Recordando de forma resumida o que está em causa: os pagamentos ao Novo Banco pelo Fundo de Resolução, decorrentes da venda de 75% do banco em 2017 ao Fundo Lone Star. Esta venda, negociada pelo Governo de António Costa, sendo Mário Centeno ministro das Finanças e pelo Banco de Portugal sendo seu Governador Carlos Costa, teve aquilo a normalmente se chama “side letters”, algumas das quais ainda não serão do conhecimento público. Mas há algo que é público: a Lone Star não pagou nada pelo Banco, tendo injectado mil milhões de euros no próprio banco e garantiu a possibilidade de o Fundo de Resolução injectar, num período limitado, até 3,89 mil milhões de euros no Novo Banco, dos quais já foram utilizados até hoje quase 3 mil milhões. Aquando da venda, quer António Costa, quer Mário Centeno garantiram juntos em conferência de imprensa que a venda, e cito, «não terá impacto direto ou indireto nas contas públicas, nem novos encargos para os contribuintes, constituindo uma solução equilibrada». Hoje podem apresentar-se as mais diversas justificações e razões para o sucedido, mas o que foi dito e o que foi feito está à vista de todos e os responsáveis pela venda desastrosa têm nome: António Costa, Mário Centeno e Carlos Costa.
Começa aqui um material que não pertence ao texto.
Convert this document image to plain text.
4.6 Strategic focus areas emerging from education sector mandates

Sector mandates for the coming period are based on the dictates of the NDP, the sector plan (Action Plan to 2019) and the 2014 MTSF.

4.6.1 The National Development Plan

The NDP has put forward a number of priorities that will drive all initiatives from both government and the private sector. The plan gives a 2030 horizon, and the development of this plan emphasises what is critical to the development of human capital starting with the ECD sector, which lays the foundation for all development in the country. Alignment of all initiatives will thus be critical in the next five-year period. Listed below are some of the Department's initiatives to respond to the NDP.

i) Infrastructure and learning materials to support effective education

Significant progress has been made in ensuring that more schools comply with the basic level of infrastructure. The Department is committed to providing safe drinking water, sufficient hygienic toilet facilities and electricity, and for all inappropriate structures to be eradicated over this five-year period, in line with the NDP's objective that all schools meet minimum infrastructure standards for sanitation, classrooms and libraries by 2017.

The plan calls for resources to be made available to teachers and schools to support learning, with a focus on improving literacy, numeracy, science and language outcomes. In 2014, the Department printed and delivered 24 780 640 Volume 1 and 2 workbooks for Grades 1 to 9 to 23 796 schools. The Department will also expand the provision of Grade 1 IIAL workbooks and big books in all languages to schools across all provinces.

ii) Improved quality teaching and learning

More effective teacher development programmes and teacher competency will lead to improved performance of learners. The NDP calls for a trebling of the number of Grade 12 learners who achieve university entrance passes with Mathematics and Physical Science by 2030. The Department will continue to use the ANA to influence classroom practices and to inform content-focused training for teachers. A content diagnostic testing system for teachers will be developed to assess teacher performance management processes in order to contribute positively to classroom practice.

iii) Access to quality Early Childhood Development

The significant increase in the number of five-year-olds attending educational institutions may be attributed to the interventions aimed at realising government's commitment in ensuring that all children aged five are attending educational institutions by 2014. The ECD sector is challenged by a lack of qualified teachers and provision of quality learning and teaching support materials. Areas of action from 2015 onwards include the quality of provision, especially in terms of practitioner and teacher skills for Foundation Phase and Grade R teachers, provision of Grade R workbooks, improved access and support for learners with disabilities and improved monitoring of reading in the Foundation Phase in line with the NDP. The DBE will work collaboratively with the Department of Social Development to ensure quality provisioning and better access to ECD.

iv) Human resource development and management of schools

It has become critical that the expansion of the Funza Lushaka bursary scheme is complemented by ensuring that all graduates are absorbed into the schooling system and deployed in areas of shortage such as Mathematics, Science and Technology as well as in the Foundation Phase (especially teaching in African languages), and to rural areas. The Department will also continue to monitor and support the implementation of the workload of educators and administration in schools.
Os testemunhos da elite económica e financeira portuguesa que foi chamada a depor na Comissão da AR mostram bem como o antigo BES e o seu responsável máximo Ricardo Salgado usaram determinadas pessoas, algumas com nome firmado na economia nacional, para atingirem os seus objectivos, nomeadamente de domínio de grandes empresas e outros bancos. De caminho, afundado o BES, ficaram à vista desaparecimentos de empréstimos de montantes obscenos, sempre da ordem das centenas de milhões de euros. Alguns desses “empresários” com dinheiro alheio nem sequer reconhecem ter quaisquer dívidas, dado que as empresas utilizadas para obter os financiamentos ou já faliram ou foram sucessivamente «renegociando» os contratos com o banco, desaparecendo sempre umas dezenas de milhões de euros em cada uma dessas renegociações. Característica constante das declarações à Comissão da AR é a alegação de desconhecimento e mesmo de falta de memória sobre o sucedido. Como se negócios de centenas de milhões de euros fossem algo de vulgar, que fizessem todos os dias. Tudo isto ficou claro perante toda a gente pelo que, se para outra coisa não servir, esta Comissão Eventual da AR já teve um papel importante.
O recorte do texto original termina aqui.